An effect of WT on V _d/F was also found, indicating that dose adjustment could be necessary to maximize efficacy in this pediatric population. However, the extent of the body weight influence is quite unclear from these data, as the exponent of the power relation exhibits quite a large uncertainty. More informative trials may result in smaller CIs for this (and other) parameters. Indeed, although the model evaluation was positive, the amount of information in the data seemed to be exhausted in this (relatively simple) model. This was, for example, clear from the failure to additionally estimate IIV on CL and the first-order absorption rate constant (K _a). However, the variability in CL in the population was still somewhat captured by the model, as CL and V _d are correlated via bioavailability, F. This way, the IIV on CL is partially captured by the IIV on F and V _d. K _a, and especially its IIV, should be estimated though, which is why a new trial with more intensive sampling of the absorption phase is needed.

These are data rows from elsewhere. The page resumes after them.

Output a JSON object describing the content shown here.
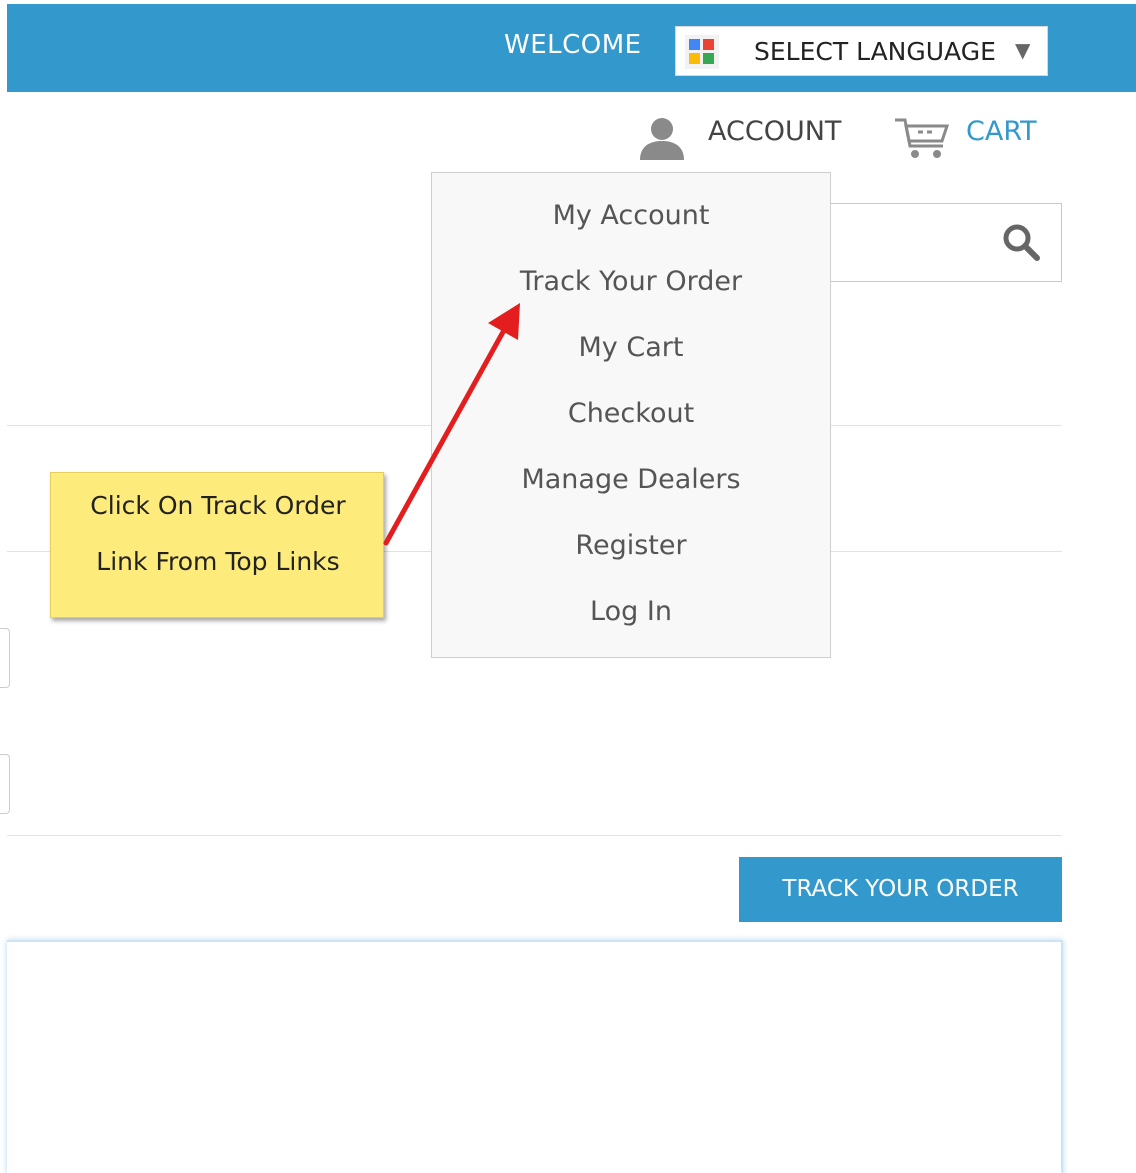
{
  "header": {
    "welcome": "WELCOME",
    "language_select": "SELECT LANGUAGE",
    "caret": "▼"
  },
  "top_links": {
    "account": "ACCOUNT",
    "cart": "CART"
  },
  "account_menu": {
    "items": [
      "My Account",
      "Track Your Order",
      "My Cart",
      "Checkout",
      "Manage Dealers",
      "Register",
      "Log In"
    ]
  },
  "callout": {
    "line1": "Click On Track Order",
    "line2": "Link From Top Links"
  },
  "track_button": "TRACK YOUR ORDER",
  "colors": {
    "brand_blue": "#3399cc",
    "callout_yellow": "#fdeb7c",
    "arrow_red": "#e41e1e"
  },
  "icons": {
    "search": "search-icon",
    "account": "person-icon",
    "cart": "cart-icon",
    "language": "google-logo-icon"
  }
}
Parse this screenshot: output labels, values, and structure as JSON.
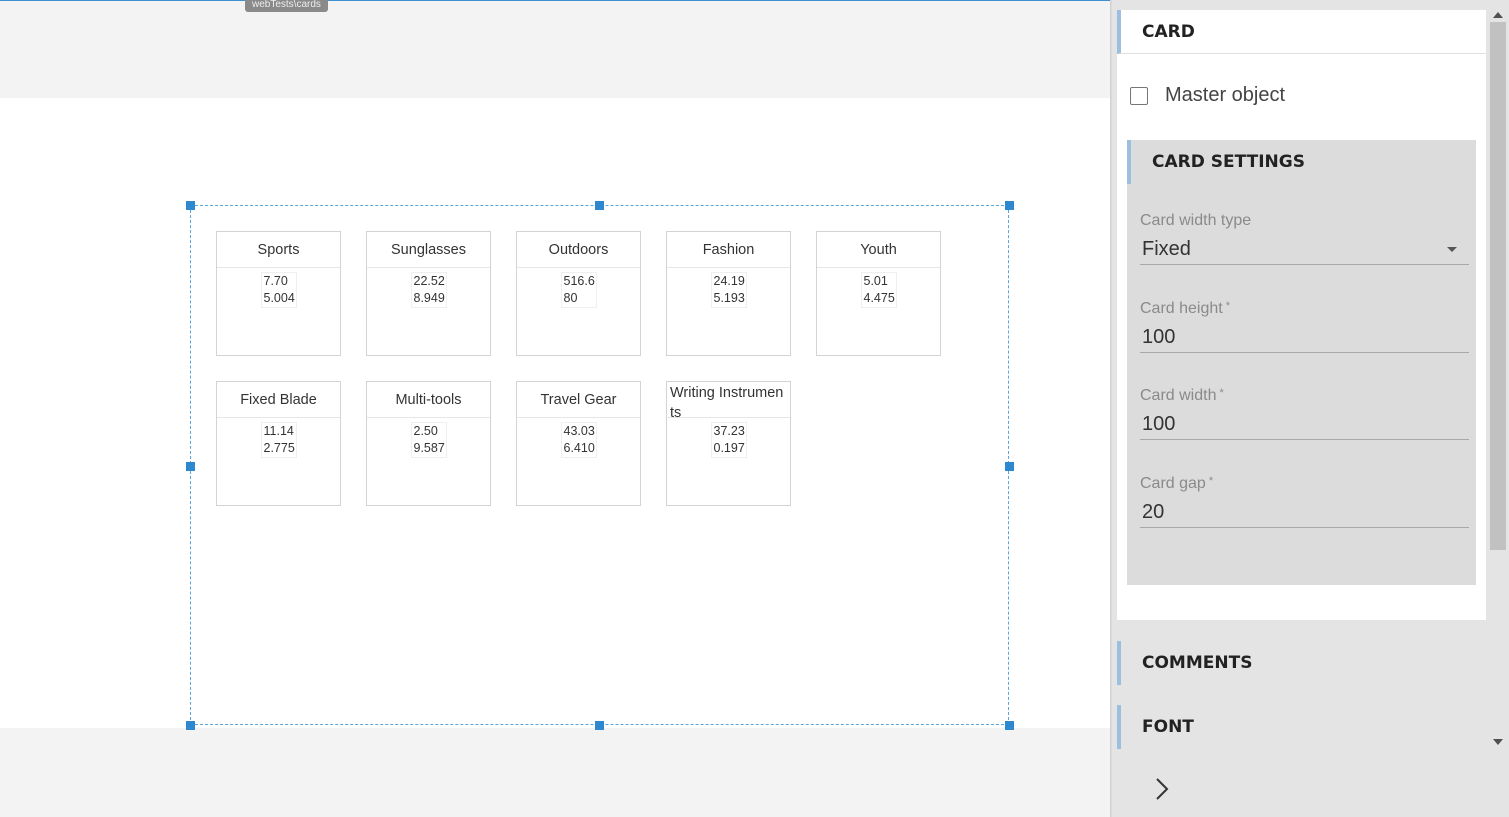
{
  "header": {
    "path_tag": "webTests\\cards"
  },
  "cards": [
    {
      "title": "Sports",
      "v1": "7.70",
      "v2": "5.004"
    },
    {
      "title": "Sunglasses",
      "v1": "22.52",
      "v2": "8.949"
    },
    {
      "title": "Outdoors",
      "v1": "516.6",
      "v2": "80"
    },
    {
      "title": "Fashion",
      "v1": "24.19",
      "v2": "5.193"
    },
    {
      "title": "Youth",
      "v1": "5.01",
      "v2": "4.475"
    },
    {
      "title": "Fixed Blade",
      "v1": "11.14",
      "v2": "2.775"
    },
    {
      "title": "Multi-tools",
      "v1": "2.50",
      "v2": "9.587"
    },
    {
      "title": "Travel Gear",
      "v1": "43.03",
      "v2": "6.410"
    },
    {
      "title": "Writing Instruments",
      "v1": "37.23",
      "v2": "0.197"
    }
  ],
  "panel": {
    "card_title": "CARD",
    "master_object_label": "Master object",
    "master_object_checked": false,
    "settings_title": "CARD SETTINGS",
    "width_type": {
      "label": "Card width type",
      "value": "Fixed"
    },
    "height": {
      "label": "Card height",
      "required": "*",
      "value": "100"
    },
    "width": {
      "label": "Card width",
      "required": "*",
      "value": "100"
    },
    "gap": {
      "label": "Card gap",
      "required": "*",
      "value": "20"
    },
    "comments_title": "COMMENTS",
    "font_title": "FONT"
  },
  "icons": [
    "chevron-right-icon",
    "dropdown-caret-icon",
    "scroll-up-icon",
    "scroll-down-icon"
  ],
  "colors": {
    "accent": "#2e88cf",
    "section_bar": "#9cbfdf",
    "panel_bg": "#e4e4e4"
  }
}
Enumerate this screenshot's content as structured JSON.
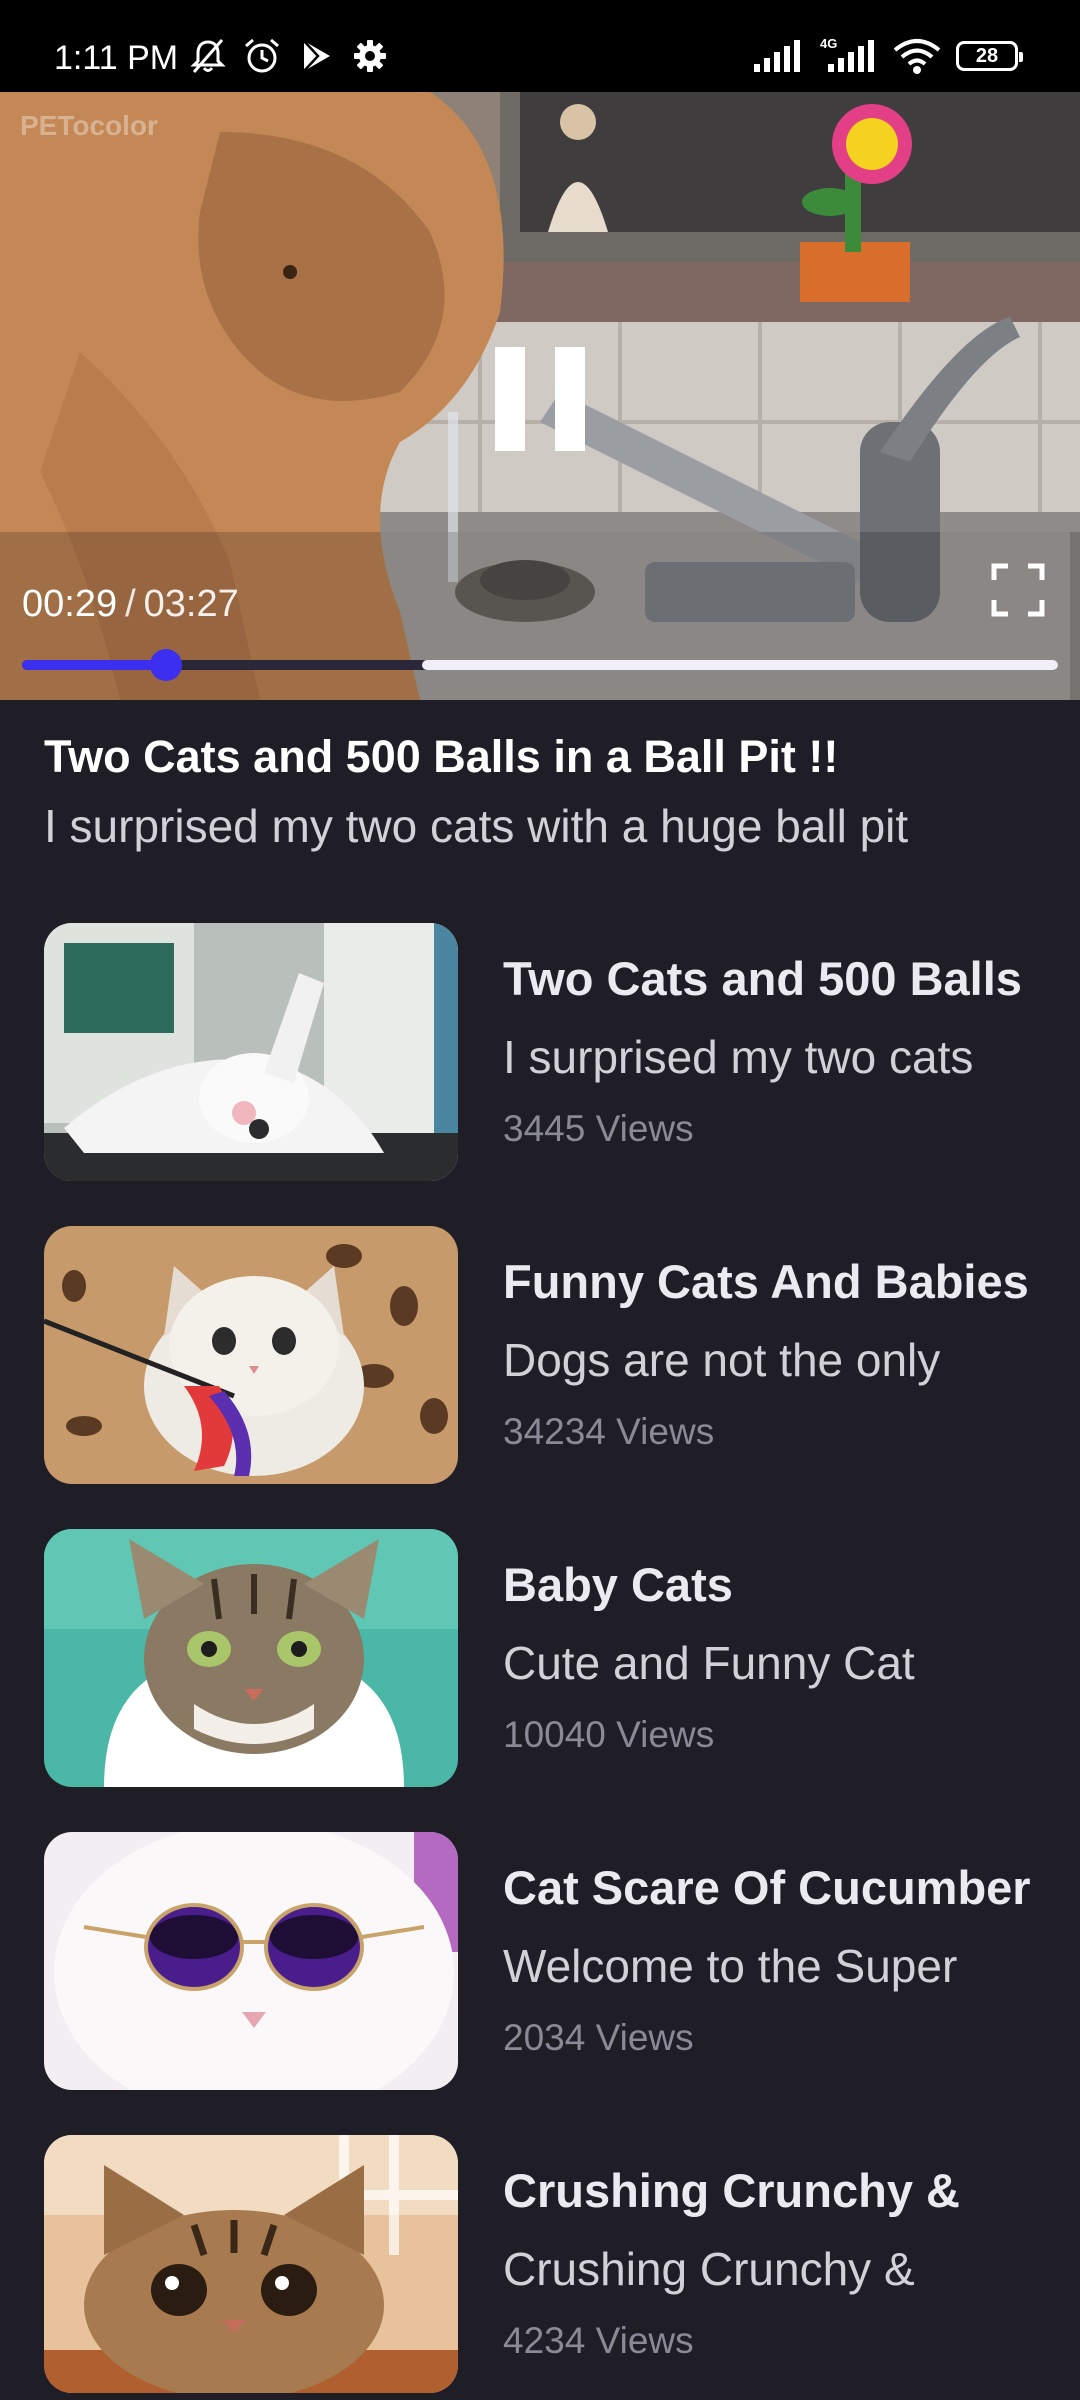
{
  "status_bar": {
    "time": "1:11 PM",
    "network_label": "4G",
    "battery": "28",
    "left_icons": [
      "muted-bell-icon",
      "alarm-icon",
      "play-store-icon",
      "settings-gear-icon"
    ],
    "right_icons": [
      "signal-icon",
      "signal-4g-icon",
      "wifi-icon",
      "battery-icon"
    ]
  },
  "player": {
    "watermark": "PETocolor",
    "current_time": "00:29",
    "separator": "/",
    "total_time": "03:27",
    "played_fraction": 0.139,
    "buffered_fraction": 1.0,
    "accent_color": "#3d2ff0",
    "state": "playing"
  },
  "current_video": {
    "title": "Two Cats and 500 Balls in a Ball Pit !!",
    "description": "I surprised my two cats with a huge ball pit"
  },
  "related": [
    {
      "title": "Two Cats and 500 Balls",
      "description": "I surprised my two cats",
      "views": "3445 Views"
    },
    {
      "title": "Funny Cats And Babies",
      "description": "Dogs are not the only",
      "views": "34234 Views"
    },
    {
      "title": "Baby Cats",
      "description": "Cute and Funny Cat",
      "views": "10040 Views"
    },
    {
      "title": "Cat Scare Of Cucumber",
      "description": "Welcome to the Super",
      "views": "2034 Views"
    },
    {
      "title": "Crushing Crunchy &",
      "description": "Crushing Crunchy &",
      "views": "4234 Views"
    }
  ],
  "colors": {
    "background": "#1f1e26",
    "status_bar": "#000000",
    "title_text": "#ffffff",
    "secondary_text": "#d2d1d8",
    "views_text": "#8a8996"
  }
}
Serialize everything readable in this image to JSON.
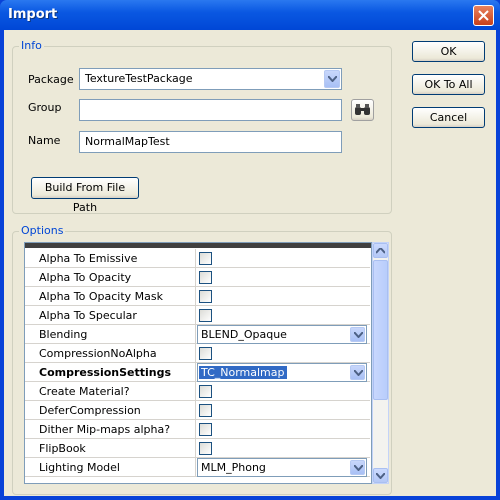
{
  "window": {
    "title": "Import"
  },
  "info": {
    "legend": "Info",
    "package_label": "Package",
    "package_value": "TextureTestPackage",
    "group_label": "Group",
    "group_value": "",
    "name_label": "Name",
    "name_value": "NormalMapTest",
    "build_button": "Build From File Path"
  },
  "buttons": {
    "ok": "OK",
    "ok_to_all": "OK To All",
    "cancel": "Cancel"
  },
  "options": {
    "legend": "Options",
    "rows": [
      {
        "name": "Alpha To Emissive",
        "type": "checkbox",
        "checked": false
      },
      {
        "name": "Alpha To Opacity",
        "type": "checkbox",
        "checked": false
      },
      {
        "name": "Alpha To Opacity Mask",
        "type": "checkbox",
        "checked": false
      },
      {
        "name": "Alpha To Specular",
        "type": "checkbox",
        "checked": false
      },
      {
        "name": "Blending",
        "type": "combo",
        "value": "BLEND_Opaque"
      },
      {
        "name": "CompressionNoAlpha",
        "type": "checkbox",
        "checked": false
      },
      {
        "name": "CompressionSettings",
        "type": "combo",
        "value": "TC_Normalmap",
        "selected": true
      },
      {
        "name": "Create Material?",
        "type": "checkbox",
        "checked": false
      },
      {
        "name": "DeferCompression",
        "type": "checkbox",
        "checked": false
      },
      {
        "name": "Dither Mip-maps alpha?",
        "type": "checkbox",
        "checked": false
      },
      {
        "name": "FlipBook",
        "type": "checkbox",
        "checked": false
      },
      {
        "name": "Lighting Model",
        "type": "combo",
        "value": "MLM_Phong"
      }
    ]
  },
  "colors": {
    "title_bar": "#0a58e2",
    "legend": "#0046d5",
    "selection": "#316ac5"
  }
}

Therefore, a sensitivity analysis was conducted in order to suggest sampling times for a new trial. More intensive sampling in the absorption phase is advisable, as is proposed by both the LSA and the OED. We suggest designing the trial according to the LSA results, as these time points are more practical in a clinical setting, and the OED was only 1.34 times more efficient than the LSA design. This design was based on eight samples, while—theoretically speaking—three sampling points (the number of parameters in the model) should be sufficient [34]. However, because the follow-up study will also investigate pharmacodynamics, and because of logistical risks, more samples are preferable.

As the difference between the two formulations is not only a matter of pharmacokinetics, pharmacodynamics will also be monitored in this new trial. It was, for example, demonstrated in adults that there is a significant effect of sex on DDAVP pharmacodynamics [38]. This effect is thought to be caused by a difference in V2 receptor expression [39] and should also be investigated in children. As our study was based exclusively on pharmacokinetic data, no inferences about the optimal sampling scheme for pharmacodynamic analysis could be made. In the newly designed trial, pharmacodynamic characteristics, such as urine volume and plasma osmolality, will be measured, after which a population approach will be used to gain knowledge about the complete pharmacokinetic/pharmacodynamic behavior of DDAVP in the pediatric population.

5 Conclusion

In this analysis, we presented evidence on the effects of body weight and the fed state on the pharmacokinetics of desmopressin in children. Furthermore, the relative bioavailability between the lyophilisate and tablet formulations is probably not the same in children as it is in adults. We should be reluctant to accept that bioequivalence exists in children on the basis of adult data alone. Our study also offered suggestions for optimizing the sampling design of a new trial, and a sample size calculation for a bioequivalence trial was also provided.